Capítulo 9: El precio del auto destierro y el silencio del puerto

Para mediados de los años sesenta, Julio Jaramillo era un nombre que pertenecía más al continente que a su propia patria. Sin embargo, mientras en Venezuela y México lo trataban como a un monarca, en Ecuador el panorama se oscurecía. Este capítulo marca el cierre de su etapa de mayor gloria internacional, empañada por la amargura de no poder volver a pisar el suelo que tanto le cantaba.

La "leyenda negra" de sus múltiples compromisos sentimentales finalmente le pasó la factura. Las demandas por pensiones alimenticias de sus diversos hogares en Ecuador se acumularon hasta convertirse en una montaña de expedientes legales. Para Julio, regresar a Guayaquil ya no significaba solo abrazar a doña Apolonia; significaba enfrentar una posible orden de captura en la misma escalerilla del avión.

Este fue el inicio de su autoexilio. Julio se vio obligado a mirar su país a través de los mapas y a escucharlo a través de las cartas de su madre. La impotencia de ser el "Ruiseñor de América" y no poder volar de regreso a su nido empezó a corroer su ánimo.
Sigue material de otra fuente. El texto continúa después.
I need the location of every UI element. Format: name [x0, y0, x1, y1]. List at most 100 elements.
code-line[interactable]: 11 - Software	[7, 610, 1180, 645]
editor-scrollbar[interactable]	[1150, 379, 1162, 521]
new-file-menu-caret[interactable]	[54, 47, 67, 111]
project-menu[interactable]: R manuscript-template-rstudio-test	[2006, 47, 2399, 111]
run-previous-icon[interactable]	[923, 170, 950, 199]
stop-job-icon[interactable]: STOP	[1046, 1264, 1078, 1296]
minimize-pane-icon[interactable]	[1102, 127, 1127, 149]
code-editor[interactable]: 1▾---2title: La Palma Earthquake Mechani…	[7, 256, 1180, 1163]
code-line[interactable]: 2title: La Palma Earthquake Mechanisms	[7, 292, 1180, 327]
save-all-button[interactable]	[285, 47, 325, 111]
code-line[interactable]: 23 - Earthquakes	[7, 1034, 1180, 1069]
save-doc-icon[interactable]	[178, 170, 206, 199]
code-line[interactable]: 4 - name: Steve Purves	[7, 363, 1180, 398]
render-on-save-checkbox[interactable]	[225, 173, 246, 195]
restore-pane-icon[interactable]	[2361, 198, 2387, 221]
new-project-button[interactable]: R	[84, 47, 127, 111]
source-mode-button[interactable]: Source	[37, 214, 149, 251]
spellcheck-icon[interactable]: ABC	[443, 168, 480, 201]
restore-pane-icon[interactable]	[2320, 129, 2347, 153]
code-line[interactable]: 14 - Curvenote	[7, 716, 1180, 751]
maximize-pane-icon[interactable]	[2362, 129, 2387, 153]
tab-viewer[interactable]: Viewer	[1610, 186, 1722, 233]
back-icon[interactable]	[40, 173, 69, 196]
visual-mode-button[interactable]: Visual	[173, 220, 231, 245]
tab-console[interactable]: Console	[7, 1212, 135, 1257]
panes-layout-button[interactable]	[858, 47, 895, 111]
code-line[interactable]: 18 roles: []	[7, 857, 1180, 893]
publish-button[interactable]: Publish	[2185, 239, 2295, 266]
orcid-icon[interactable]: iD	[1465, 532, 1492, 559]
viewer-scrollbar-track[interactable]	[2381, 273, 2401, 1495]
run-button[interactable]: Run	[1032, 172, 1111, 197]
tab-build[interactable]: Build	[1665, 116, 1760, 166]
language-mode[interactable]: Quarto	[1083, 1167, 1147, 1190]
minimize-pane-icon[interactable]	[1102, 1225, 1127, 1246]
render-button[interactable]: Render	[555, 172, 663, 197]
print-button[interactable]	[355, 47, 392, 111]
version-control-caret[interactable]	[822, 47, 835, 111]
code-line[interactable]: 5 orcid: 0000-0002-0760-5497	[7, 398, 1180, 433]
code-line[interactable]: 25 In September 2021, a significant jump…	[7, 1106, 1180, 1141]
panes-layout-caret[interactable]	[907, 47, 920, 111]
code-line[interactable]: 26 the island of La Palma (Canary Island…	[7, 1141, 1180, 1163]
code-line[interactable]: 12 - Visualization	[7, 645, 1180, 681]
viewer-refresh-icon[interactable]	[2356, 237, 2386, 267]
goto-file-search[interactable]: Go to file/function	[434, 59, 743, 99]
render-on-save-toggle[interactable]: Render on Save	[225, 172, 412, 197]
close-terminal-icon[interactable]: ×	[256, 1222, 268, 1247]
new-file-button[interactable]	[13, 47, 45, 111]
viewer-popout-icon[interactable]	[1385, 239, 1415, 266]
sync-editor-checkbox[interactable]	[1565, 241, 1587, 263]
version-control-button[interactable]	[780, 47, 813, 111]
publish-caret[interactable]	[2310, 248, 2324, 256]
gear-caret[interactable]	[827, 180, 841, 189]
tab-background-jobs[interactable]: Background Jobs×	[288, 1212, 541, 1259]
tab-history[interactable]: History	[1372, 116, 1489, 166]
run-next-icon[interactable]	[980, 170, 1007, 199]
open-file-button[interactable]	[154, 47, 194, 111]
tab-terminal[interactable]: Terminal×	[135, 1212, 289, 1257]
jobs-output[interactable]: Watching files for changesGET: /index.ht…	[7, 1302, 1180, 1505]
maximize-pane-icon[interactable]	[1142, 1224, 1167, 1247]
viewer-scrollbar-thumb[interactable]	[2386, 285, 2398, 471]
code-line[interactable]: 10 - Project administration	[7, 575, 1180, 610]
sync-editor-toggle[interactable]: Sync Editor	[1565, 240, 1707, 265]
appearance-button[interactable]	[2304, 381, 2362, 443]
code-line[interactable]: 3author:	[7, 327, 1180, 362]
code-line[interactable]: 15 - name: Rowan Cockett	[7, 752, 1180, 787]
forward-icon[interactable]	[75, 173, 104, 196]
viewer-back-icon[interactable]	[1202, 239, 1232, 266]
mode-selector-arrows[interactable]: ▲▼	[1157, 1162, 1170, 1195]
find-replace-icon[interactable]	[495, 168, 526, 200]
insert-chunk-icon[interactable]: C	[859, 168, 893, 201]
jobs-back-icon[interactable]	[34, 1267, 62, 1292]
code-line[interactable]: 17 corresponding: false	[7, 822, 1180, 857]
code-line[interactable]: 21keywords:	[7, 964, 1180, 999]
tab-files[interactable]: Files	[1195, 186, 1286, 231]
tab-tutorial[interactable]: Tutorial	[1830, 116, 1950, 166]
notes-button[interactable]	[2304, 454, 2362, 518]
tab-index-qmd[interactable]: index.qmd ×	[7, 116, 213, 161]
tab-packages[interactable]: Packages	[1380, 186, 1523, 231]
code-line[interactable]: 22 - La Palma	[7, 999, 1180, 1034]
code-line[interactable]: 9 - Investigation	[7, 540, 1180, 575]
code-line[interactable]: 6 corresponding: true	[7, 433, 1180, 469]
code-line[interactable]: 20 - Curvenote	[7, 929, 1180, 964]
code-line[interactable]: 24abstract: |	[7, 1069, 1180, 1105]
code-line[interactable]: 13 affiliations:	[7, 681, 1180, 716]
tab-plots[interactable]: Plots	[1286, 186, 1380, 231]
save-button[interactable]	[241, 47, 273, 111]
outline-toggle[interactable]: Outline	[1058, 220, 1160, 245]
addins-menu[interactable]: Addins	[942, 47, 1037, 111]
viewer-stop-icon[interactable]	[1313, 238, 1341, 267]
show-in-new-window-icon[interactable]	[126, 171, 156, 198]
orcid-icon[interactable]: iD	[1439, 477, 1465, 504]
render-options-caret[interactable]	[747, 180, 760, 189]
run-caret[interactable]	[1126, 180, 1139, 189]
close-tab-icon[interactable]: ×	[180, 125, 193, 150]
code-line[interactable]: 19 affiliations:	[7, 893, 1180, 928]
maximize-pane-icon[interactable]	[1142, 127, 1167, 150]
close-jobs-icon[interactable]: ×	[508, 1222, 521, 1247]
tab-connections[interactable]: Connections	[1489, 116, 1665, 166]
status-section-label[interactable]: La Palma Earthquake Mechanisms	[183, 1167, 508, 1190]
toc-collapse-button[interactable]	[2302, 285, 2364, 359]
Se sentía un extraño en tierras ajenas, un hombre que tenía las llaves de todos los teatros del mundo, pero que había perdido la llave de su propia casa.

Fue en este periodo de exilio en Venezuela donde la salud de Julio dio los avisos más graves. Sin el ancla de su familia cercana y con el peso de la nostalgia, se refugió aún más en las noches de Caracas. Las grabaciones continuaban, pero su voz empezaba a adquirir un matiz de cansancio, una pátina de humo y licor que, aunque lo hacía sonar más humano y desgarrado, preocupaba a sus amigos más cercanos.

Grababa canciones que sonaban a despedida anticipada. Ya no canta solo al amor, sino al olvido y a la muerte. El éxito seguía ahí, pero el brillo se estaba volviendo opaco.

Desde la calle Villavicencio, doña Apolonia sentía el vacío de los años. Los giros de dinero seguían llegando, puntuales como un reloj, pero ella habría cambiado cada fajo de billetes por una tarde de café con su hijo. En sus oraciones, ya no pedía por su éxito, sino por su libertad y su salud.

—Hijo mío —le decía en una cinta magnetofónica que le envió—, el mundo te aplaude porque no conoce tus cicatrices. Regresa cuando puedas, que aquí tu cama sigue tendida y tu madre te espera con el perdón en los ojos.

Esa grabación, escuchada por Julio en la soledad de un hotel en Caracas, fue el golpe final. Julio Jaramillo estaba en la cúspide de su carrera, pero atrapado en un laberinto de soledad, deudas y una salud que empezaba a apagarse.